I checked out Toronto Reference Library’s bookstore, focusing on donated hardcover business books that had never been in circulation and limiting it further to books that I had liked.

Listing my books on Amazon was quick and easy. I described the condition and picked a price in the neighbourhood of the other sellers.

After two weeks, I received an e-mail telling me that someone had bought one of my books: Dan and Chip Heath’s Made to Stick, an excellent book on how to make ideas more memorable. I wrapped the book in bubble wrap and dropped it off at the post office as soon as the store opened on Monday.

Here’s where the wrinkle is: Canada Post is expensive. Let’s break the transaction down.

 
Price of book CAD $10.50
Amazon fees CAD $-3.31
Shipping credit CAD $6.49
Actual shipping cost (regular parcel, no insurance) CAD $-13.71
Cost of book CAD $-1

Net: $-1.03, not including packing costs and time. (“That’s all right, we’ll make it up in volume!” as the joke goes…)

There are probably cheaper ways to ship, but I can’t imagine that they would be drastically better, or result in anything close to minimum wage.

On the plus side, I got a blog post out of it, so that’s not too bad. I’ve increased the price on the other book I listed, but I don’t mind not selling it either – the benefits of picking books I like anyway.

Selling books online might work fine in the US and other countries with inexpensive postal systems, but probably not here. I think my future experiments will focus on things that don’t need to be physically shipped! =)

You can view 5 comments or e-mail me at sacha@sachachua.com.

5 comments

What I've seen other people do is they charge the shipping fee on top of the price of the book.

It may be worth checking out whether your postal service has a special rate for enterprise entity.

You might want to think about building a book review site (with affiliate links to booksellers). The handful of book reviews I've read here have been very good, so you've already got the experience doing that...and you do read voraciously. Just my unsolicited $0.02.

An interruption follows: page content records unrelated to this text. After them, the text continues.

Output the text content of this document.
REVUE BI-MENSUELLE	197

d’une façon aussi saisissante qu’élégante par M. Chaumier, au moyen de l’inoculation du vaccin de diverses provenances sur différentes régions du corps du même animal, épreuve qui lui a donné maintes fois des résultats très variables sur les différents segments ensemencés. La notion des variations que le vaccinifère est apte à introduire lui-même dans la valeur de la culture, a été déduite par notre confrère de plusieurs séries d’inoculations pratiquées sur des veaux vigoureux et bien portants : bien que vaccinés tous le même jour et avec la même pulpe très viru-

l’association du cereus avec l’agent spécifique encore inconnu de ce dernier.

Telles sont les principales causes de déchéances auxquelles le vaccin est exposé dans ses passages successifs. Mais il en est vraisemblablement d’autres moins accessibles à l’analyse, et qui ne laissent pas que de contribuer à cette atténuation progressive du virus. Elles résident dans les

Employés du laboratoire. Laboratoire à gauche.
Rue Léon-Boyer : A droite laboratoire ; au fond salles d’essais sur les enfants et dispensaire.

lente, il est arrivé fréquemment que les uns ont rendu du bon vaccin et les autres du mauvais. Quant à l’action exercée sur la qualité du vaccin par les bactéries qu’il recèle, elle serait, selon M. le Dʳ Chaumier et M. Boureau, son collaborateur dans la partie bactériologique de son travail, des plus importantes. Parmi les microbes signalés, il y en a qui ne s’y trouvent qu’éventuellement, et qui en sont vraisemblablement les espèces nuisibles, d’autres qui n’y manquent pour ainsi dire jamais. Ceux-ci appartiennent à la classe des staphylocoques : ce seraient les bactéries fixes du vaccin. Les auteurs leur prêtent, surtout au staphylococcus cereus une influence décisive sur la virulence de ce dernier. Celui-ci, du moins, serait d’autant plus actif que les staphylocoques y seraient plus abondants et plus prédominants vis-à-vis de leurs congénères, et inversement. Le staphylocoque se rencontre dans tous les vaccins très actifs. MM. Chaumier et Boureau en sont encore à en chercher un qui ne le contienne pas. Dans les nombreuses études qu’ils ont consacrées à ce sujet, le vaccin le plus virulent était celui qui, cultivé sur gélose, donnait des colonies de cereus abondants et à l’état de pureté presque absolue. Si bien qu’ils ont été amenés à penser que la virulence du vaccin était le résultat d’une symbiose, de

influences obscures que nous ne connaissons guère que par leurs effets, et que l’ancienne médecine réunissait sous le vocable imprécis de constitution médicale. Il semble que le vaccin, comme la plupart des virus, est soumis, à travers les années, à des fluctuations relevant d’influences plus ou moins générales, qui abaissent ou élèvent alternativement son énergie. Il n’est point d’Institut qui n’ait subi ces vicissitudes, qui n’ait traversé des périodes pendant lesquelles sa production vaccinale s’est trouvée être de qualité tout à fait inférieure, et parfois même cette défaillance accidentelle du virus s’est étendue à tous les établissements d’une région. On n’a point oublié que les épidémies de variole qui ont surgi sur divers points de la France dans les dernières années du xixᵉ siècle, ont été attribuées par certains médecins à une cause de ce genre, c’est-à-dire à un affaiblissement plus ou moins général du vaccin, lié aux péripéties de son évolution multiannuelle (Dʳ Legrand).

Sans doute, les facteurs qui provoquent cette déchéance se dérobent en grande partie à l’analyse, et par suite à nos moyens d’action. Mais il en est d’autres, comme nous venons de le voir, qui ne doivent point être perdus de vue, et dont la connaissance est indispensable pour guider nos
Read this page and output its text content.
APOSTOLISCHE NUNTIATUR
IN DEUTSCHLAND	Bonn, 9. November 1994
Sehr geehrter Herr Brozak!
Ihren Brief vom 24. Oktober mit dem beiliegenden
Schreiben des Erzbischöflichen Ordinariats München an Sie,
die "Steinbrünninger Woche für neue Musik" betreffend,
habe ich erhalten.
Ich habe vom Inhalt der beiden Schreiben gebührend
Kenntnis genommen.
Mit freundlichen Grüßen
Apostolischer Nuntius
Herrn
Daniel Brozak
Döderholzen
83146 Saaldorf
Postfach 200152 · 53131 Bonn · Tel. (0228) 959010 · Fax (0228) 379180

Steph: I'll certainly plan for that in the future, and I'll look up business rates too.

Josh: Thanks! That's definitely one of my upcoming experiments. I read a ton, and I want to help people save time by focusing on the good parts of good books.

David S. (@seemsartless)

2012-03-02T19:45:29Z

Wait, rather than ending this experiment with "Selling books online might work fine in the US and other countries ... but probably not here"

Instead, don't you mean "Now I've identified a problem that many Canadian companies must face... Next step: Experiment with possible solutions!"

I assume you don't want to open a physical store to sell used books, but maybe make an agreement with a local coffee-shop for book pick-up? Maybe they would even include a coupon for a free snack w/ a coffee purchase too?

I think it is this HBR podcast talks about training your customers to do some of the work for the company (Zipcar is a good example, or printing movie tickets at home) http://blogs.hbr.org/ideaca...

If I want to deal with only people in Toronto, I can arrange that sort of pickup. It would be difficult to take advantage of Amazon's marketing infrastructure, then, and listing individual books on Craigslist appears to be much less common than listing lots of books (and usually for free). So that runs into questions of what people are used to paying.

I'll experiment with setting my base price higher to cover more of the shipping charges. I'm also experimenting with visual book notes, which I may break out into a separate blog for ease of navigation when I have more of them.

Good point about digging for the positive in experiments, though! There's probably room for disruption here, and if I happen to find any competitive advantages (or develop an overwhelming desire to fix the system), I might even explore it someday. In the meantime, there are lower-hanging fruits to try. Thanks for the insights!